Tom set a personal best this Christmas by eating three whole selection boxes in one sitting. Until he materialised mid-afternoon and confessed, her three semi-feral hounds had all been in the dog house.

But three selection boxes is still some way short of the record set by his older brother Jack.

Legend has it that Jack polished off five chicken breasts in one night and left the family without a meal, and in my book that’s the kill-rate of a werewolf.

And speaking of all things lunar, I arrived back at the big sister’s to break the news – just as she asked the question: “Where did the Great Fire of London start?”

“London,” I said, closing the front door.

On hearing I was off, I could tell she was privately devastated but putting on a brave face as she choked on her warm tears.

Why else would she demand I open a long-chilled magnum of Asti Spumante and then personally embark on an enthusiastic start of all my packing?

And speaking of the Great Fire of London, did you know that axes were used to help put it out?

It’s true.

It wouldn’t be the first thing I would grab in an inferno but I suppose a lot of the buildings were wooden in 1666.

But I have nothing to fear from fires because the big sis also then did a Tarot card reading for me and the gods are saying that financial success and romance are all on the cards for me this year, she insists.

Emboldened by my rare turn of luck, I dropped a line to a female friend of old who regularly enjoys telling me that she is a Strong Independent Woman.

Given the angle of my new staircase, I could do with a Strong Independent Woman to help with all those boxes, so I suggested that she start 2022 by downsizing to a Weak Co-Dependent Man.

Strong Independent Woman has been down in the dumps recently so to cheer her up I thought about buying her a big bunch of flowers.

But then that got me thinking about that old advert for Impulse bodyspray.

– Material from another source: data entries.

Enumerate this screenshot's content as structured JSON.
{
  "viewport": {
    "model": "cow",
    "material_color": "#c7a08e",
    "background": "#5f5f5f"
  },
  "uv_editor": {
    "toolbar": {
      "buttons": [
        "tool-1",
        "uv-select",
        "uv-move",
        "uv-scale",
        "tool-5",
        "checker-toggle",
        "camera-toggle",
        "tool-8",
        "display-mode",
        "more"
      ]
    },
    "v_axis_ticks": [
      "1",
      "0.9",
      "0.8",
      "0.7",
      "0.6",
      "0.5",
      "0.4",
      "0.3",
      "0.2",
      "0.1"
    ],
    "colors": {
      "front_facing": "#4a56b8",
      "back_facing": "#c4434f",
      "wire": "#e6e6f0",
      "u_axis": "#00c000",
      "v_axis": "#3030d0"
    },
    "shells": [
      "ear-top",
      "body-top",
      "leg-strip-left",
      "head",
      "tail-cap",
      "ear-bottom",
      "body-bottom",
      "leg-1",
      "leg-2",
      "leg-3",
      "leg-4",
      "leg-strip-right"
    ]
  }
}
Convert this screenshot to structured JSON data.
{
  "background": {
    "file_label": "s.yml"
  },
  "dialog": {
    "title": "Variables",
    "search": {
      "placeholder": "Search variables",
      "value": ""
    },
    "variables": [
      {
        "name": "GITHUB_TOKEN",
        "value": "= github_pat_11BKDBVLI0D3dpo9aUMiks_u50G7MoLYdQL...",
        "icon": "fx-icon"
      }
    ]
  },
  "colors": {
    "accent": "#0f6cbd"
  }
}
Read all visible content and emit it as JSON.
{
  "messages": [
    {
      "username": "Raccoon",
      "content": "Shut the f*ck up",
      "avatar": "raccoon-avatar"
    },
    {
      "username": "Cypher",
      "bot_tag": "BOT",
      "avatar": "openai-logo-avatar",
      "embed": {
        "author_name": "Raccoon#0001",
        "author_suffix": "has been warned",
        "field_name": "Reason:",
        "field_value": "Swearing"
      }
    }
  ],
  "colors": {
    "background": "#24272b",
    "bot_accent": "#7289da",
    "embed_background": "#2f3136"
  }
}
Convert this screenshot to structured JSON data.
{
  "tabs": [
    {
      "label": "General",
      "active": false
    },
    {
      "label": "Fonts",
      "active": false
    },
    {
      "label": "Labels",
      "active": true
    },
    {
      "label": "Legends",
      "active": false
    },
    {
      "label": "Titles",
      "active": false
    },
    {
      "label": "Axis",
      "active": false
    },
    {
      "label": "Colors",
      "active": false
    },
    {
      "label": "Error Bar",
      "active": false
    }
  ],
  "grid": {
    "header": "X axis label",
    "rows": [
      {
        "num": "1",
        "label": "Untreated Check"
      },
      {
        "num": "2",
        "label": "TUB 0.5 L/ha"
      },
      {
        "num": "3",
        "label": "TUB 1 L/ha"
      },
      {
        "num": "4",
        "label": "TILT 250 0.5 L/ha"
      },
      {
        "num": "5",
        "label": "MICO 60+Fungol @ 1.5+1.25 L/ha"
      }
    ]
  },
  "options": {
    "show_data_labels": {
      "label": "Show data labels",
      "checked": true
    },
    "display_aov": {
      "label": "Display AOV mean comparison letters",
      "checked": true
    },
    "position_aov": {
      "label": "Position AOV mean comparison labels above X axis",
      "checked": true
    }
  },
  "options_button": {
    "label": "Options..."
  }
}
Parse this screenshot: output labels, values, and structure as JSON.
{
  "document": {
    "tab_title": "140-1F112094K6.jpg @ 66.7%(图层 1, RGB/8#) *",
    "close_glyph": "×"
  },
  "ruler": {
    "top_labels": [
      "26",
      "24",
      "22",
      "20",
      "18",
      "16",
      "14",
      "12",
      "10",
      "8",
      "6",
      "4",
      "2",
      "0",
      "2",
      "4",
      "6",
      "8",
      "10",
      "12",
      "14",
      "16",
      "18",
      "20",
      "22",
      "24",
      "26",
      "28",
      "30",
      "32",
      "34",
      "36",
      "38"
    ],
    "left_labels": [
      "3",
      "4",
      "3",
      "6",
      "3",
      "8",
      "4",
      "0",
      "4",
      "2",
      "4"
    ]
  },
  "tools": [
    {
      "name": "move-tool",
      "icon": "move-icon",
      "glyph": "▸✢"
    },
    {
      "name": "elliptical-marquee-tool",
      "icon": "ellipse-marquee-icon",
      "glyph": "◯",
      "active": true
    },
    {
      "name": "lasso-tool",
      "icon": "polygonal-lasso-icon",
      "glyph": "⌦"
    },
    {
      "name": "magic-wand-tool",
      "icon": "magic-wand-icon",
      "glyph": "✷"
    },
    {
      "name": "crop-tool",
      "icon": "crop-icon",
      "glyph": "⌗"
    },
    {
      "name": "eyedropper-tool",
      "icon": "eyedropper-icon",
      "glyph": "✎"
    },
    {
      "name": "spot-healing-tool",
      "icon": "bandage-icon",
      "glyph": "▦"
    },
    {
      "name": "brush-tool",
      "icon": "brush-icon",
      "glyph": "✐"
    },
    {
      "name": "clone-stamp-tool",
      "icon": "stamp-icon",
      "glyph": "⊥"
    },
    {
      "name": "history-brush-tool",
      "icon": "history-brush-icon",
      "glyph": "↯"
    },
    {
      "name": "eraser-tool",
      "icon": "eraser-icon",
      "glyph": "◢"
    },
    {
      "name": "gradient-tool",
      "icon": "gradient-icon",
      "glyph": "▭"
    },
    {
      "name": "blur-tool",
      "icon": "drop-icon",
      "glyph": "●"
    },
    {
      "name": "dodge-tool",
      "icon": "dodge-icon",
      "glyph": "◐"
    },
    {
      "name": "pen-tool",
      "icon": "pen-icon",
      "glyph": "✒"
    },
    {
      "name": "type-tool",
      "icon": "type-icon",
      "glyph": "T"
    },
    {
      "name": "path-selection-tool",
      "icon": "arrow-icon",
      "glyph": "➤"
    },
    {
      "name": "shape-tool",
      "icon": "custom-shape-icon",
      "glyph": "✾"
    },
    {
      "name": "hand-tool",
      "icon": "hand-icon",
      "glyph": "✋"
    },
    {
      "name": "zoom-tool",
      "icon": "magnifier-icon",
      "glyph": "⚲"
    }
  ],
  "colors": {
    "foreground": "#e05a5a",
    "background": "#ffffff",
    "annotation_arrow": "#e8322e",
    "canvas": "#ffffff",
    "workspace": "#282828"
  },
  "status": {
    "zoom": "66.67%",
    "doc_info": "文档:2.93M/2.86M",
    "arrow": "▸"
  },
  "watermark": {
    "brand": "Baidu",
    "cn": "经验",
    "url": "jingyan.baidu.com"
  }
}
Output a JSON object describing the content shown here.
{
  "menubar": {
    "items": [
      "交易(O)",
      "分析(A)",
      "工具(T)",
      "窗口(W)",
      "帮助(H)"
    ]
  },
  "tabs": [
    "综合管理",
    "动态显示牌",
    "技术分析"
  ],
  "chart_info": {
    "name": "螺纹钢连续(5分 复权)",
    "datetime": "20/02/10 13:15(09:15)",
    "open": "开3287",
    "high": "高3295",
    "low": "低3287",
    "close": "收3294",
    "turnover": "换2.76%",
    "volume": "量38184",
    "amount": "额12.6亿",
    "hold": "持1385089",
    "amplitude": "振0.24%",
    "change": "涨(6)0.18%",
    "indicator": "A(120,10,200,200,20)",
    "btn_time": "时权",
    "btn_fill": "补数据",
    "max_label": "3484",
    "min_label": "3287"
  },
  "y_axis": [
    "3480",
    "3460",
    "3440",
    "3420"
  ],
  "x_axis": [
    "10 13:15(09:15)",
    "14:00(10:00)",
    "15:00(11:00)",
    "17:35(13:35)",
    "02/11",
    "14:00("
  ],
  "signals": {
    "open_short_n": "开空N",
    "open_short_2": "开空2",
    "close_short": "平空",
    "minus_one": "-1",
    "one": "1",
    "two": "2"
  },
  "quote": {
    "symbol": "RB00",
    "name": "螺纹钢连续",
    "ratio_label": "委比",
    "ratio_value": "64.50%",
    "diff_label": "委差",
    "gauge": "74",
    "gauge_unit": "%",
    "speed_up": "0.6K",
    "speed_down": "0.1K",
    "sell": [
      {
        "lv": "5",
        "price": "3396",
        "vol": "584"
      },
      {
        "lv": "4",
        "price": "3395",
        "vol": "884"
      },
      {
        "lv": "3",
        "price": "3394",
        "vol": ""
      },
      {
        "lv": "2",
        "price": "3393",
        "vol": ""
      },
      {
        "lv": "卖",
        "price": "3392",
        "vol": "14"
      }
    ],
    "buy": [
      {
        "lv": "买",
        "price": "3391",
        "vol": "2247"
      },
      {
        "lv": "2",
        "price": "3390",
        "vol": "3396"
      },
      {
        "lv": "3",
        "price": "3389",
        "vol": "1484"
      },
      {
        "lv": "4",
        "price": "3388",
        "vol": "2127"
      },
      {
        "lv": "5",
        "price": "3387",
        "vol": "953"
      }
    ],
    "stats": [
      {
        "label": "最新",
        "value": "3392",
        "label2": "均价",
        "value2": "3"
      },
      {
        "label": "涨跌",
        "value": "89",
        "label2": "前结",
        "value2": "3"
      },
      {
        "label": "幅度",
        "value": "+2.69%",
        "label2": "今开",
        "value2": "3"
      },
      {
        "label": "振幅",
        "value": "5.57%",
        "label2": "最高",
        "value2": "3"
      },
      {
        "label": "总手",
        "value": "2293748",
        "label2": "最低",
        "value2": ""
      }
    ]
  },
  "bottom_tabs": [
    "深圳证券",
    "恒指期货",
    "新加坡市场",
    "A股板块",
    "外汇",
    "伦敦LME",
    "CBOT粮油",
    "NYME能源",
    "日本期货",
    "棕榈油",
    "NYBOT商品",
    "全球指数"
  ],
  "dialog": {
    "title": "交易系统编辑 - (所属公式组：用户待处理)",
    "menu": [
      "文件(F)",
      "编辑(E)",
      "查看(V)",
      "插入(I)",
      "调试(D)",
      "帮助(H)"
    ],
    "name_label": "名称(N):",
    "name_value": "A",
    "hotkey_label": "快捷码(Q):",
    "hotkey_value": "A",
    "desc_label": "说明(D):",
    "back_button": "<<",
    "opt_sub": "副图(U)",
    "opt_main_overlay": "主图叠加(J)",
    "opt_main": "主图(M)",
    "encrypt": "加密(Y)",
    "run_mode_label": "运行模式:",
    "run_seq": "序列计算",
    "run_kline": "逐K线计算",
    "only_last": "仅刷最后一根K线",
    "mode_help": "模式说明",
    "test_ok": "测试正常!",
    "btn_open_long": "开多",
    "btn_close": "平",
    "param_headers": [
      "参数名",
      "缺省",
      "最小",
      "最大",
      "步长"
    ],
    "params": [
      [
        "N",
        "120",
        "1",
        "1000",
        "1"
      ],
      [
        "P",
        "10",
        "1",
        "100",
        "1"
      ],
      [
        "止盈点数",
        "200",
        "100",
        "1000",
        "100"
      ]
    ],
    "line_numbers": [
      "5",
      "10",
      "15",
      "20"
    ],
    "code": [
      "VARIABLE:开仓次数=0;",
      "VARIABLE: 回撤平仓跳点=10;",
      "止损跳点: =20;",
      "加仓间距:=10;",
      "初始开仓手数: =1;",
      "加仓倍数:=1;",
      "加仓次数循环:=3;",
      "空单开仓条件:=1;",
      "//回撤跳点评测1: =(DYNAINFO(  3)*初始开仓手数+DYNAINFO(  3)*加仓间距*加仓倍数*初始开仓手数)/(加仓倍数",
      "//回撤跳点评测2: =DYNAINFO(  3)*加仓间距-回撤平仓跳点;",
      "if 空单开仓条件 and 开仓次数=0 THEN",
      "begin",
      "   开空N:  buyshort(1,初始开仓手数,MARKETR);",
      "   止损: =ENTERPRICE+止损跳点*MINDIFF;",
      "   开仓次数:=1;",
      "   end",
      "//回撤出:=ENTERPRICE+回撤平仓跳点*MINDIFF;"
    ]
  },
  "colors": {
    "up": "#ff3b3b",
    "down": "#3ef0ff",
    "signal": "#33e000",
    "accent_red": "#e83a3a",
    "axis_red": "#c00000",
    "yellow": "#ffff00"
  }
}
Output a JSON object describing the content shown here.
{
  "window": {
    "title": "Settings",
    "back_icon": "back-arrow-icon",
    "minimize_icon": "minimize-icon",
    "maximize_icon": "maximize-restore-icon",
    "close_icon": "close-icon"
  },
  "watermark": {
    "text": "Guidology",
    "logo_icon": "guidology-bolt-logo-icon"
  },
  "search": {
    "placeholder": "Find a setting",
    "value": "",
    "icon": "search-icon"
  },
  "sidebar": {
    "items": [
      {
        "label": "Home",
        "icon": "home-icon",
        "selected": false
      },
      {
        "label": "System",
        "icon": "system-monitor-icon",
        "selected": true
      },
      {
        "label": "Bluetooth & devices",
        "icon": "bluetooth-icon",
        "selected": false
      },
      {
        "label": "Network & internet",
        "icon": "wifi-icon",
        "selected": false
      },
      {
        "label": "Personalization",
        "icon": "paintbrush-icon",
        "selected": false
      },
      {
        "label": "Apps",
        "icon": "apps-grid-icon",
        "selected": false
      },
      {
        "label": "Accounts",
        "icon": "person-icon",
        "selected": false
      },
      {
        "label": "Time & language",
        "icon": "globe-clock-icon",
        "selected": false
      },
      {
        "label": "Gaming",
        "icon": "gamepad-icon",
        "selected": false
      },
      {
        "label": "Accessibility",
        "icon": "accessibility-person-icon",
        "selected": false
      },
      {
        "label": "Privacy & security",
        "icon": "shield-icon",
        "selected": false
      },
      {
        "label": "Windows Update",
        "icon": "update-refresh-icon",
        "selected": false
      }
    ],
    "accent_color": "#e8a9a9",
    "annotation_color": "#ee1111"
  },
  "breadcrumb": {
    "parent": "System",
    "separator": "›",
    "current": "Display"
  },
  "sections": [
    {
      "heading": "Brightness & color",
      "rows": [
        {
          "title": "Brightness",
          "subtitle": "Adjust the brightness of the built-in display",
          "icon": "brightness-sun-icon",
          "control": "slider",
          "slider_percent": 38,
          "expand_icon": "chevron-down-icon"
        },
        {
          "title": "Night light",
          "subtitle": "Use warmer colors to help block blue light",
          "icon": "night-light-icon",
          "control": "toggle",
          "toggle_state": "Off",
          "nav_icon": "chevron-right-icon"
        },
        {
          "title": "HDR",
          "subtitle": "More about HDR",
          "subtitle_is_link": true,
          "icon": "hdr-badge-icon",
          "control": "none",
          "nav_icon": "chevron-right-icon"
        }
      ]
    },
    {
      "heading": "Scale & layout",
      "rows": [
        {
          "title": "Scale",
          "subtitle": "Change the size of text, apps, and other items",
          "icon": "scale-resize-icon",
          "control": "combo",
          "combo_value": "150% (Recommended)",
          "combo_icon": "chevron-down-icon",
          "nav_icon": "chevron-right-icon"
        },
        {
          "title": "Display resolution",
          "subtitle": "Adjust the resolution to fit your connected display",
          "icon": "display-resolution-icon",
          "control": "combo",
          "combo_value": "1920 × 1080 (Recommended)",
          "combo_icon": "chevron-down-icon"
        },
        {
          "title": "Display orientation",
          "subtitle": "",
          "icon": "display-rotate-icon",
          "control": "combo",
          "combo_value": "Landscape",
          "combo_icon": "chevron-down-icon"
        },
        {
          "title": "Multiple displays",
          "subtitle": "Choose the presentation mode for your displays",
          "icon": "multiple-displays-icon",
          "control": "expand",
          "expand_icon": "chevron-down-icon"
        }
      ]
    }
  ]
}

When a man you’ve never met before suddenly gives you flowers, isn’t it time to reach for the CS gas and then report it as a non-crime hate incident?

So as you read this, you find me up to my neck in cardboard boxes.

Failing that at weekends I will be in my new local with pound coins burning a hole in my pocket.

That is until the Strong Independent Woman decides to come up and see me and make me smile.